Я слушала. Слов не было. Было ощущение, что пол в прихожей поплыл, растворился, и я проваливаюсь куда-то в темноту. Её циничные фразы, её холод, её «договоры» и «нецелесообразности» – всё это вдруг сложилось в чудовищную, ясную картину. Это не жестокость. Это щит. Броня из сарказма, отлитая из расплавленной боли, чтобы больше никто не мог подобраться близко и причинить такую боль. Чтобы даже мать, с её наивными мечтами о внуках, не смогла ткнуть пальцем в незажившее.
Я что-то пробормотала Оле, положила трубку. Слёзы текли сами по себе, без рыданий, тихо и бесконечно. Я думала о том, как два года назад она приезжала. Была особенно колкой. А я ворчала: «Что ты как ёж? Найди уже человека нормального!» Я давила на её рану.

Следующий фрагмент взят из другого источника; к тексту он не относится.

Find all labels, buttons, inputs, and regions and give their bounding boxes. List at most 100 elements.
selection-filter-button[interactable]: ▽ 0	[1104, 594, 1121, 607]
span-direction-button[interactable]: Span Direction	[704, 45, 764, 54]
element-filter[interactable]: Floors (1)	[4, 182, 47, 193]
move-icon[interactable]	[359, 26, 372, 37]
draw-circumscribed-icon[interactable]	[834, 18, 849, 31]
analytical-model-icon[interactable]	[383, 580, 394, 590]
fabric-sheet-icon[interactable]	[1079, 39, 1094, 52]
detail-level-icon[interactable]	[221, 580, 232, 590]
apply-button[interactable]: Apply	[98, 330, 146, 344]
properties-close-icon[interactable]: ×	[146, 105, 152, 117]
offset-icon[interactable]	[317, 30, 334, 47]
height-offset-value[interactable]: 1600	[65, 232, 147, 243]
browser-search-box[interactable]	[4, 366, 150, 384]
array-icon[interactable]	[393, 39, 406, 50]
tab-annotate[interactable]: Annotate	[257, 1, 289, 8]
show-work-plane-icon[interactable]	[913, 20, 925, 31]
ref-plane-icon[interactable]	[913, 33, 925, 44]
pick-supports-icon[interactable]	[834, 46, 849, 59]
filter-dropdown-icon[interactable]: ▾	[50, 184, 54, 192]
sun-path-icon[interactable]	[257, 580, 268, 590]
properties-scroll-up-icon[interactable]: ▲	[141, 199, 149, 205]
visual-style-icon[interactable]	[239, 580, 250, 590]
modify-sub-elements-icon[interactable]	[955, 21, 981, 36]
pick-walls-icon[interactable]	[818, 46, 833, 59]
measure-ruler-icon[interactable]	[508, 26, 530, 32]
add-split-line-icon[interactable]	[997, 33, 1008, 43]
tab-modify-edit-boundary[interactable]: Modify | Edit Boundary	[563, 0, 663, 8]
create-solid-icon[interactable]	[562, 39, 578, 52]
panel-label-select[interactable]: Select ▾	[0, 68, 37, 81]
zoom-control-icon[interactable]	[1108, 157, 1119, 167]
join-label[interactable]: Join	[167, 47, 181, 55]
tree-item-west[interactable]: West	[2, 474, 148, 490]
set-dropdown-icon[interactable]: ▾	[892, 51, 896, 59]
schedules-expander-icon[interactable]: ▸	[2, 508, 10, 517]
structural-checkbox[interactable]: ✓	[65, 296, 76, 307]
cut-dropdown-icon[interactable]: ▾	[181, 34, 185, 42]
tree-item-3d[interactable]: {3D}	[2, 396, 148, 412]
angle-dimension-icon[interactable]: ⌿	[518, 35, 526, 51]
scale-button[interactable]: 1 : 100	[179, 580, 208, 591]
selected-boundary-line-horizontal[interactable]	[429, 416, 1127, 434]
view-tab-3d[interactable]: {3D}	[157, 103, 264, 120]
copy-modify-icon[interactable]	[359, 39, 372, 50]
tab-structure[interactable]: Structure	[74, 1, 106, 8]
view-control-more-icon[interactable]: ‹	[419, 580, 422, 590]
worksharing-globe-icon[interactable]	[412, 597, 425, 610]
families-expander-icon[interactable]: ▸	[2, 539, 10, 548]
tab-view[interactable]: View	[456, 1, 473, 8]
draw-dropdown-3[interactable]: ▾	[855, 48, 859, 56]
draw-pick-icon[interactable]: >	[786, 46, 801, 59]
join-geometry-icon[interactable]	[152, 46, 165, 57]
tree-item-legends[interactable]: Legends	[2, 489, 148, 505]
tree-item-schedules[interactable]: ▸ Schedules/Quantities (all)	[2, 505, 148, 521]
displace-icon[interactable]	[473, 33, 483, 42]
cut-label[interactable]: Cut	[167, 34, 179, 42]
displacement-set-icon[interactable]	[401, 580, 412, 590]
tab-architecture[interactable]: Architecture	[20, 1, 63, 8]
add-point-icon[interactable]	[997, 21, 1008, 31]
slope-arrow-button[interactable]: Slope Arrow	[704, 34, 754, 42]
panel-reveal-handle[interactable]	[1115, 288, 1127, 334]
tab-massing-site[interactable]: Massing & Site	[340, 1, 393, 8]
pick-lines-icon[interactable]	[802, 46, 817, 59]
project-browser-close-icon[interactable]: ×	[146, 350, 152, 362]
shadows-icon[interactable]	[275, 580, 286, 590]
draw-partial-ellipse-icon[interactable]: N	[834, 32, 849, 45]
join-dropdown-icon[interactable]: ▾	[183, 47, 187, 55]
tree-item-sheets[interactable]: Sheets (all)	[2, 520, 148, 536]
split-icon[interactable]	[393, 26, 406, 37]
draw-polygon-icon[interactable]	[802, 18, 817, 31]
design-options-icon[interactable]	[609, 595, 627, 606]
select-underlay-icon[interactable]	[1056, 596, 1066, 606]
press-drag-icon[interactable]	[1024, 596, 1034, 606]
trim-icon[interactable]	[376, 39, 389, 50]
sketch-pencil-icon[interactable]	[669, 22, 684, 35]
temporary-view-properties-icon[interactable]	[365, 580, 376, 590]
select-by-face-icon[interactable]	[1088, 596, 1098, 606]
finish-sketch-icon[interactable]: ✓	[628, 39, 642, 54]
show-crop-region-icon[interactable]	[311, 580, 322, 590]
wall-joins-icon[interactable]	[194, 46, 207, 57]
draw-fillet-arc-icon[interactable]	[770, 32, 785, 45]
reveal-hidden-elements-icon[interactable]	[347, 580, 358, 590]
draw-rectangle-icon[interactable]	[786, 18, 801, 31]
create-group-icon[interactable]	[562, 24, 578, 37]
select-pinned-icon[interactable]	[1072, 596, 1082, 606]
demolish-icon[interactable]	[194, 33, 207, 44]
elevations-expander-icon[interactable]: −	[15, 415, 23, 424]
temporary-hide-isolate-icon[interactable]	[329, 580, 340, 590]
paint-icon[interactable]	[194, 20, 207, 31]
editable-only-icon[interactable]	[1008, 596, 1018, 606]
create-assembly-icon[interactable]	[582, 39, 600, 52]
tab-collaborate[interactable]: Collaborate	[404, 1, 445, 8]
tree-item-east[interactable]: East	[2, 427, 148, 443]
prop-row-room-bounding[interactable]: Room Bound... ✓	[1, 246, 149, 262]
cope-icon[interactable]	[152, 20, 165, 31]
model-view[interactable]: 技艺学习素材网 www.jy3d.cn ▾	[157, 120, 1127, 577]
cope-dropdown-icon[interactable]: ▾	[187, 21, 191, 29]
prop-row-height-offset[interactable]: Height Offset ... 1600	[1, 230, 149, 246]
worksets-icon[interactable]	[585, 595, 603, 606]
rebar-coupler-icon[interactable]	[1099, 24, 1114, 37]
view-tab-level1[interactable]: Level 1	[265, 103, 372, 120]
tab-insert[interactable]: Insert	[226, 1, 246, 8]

Я, её мать, требовала от неё того, чего она боялась больше всего на свете – новой близости, нового доверия, нового риска.
Циничная дочь. Да, моя дочь была циничной. Но её цинизм оказался криком о помощи, который я, ослеплённая обидой, приняла за плевок в свою жизнь. Её короткие волосы, её чёрные водолазки, её часы с широким ремешком – всё это было доспехами. А я, вместо того чтобы попытаться снять этот панцирь, била по нему кулаком и злилась, что он такой твёрдый.
Я взяла телефон. Долго смотрела на её номер в записной книжке. Пальцы дрожали. Я начала набирать сообщение. «Анечка, просто приезжай, когда захочешь. Без разговоров. Без каких-либо условий. Я люблю тебя любой». Я прочитала эти слова. Потом ещё раз. И стерла их. Не отправила. Потому что даже эти слова сейчас, после пощёчины и её боли, прозвучат как давление. Как условие.
На экране остался пустой черновик. Безжизненно белое поле. Как и пространство между нами сейчас. Но я хотя бы попыталась его заполнить. Хотя бы на мгновение представила, как это – просто любить. Не правильную, не удобную, не соответствующую ожиданиям дочь. А просто свою. Раненую. Циничную. Такую, какая она есть.
Я не нажала «отправить». Но я и не стёрла всё до конца. Эти слова остались где-то в глубине телефона. И, главное, в глубине меня. Как слабая, но первая искра после долгой полярной ночи.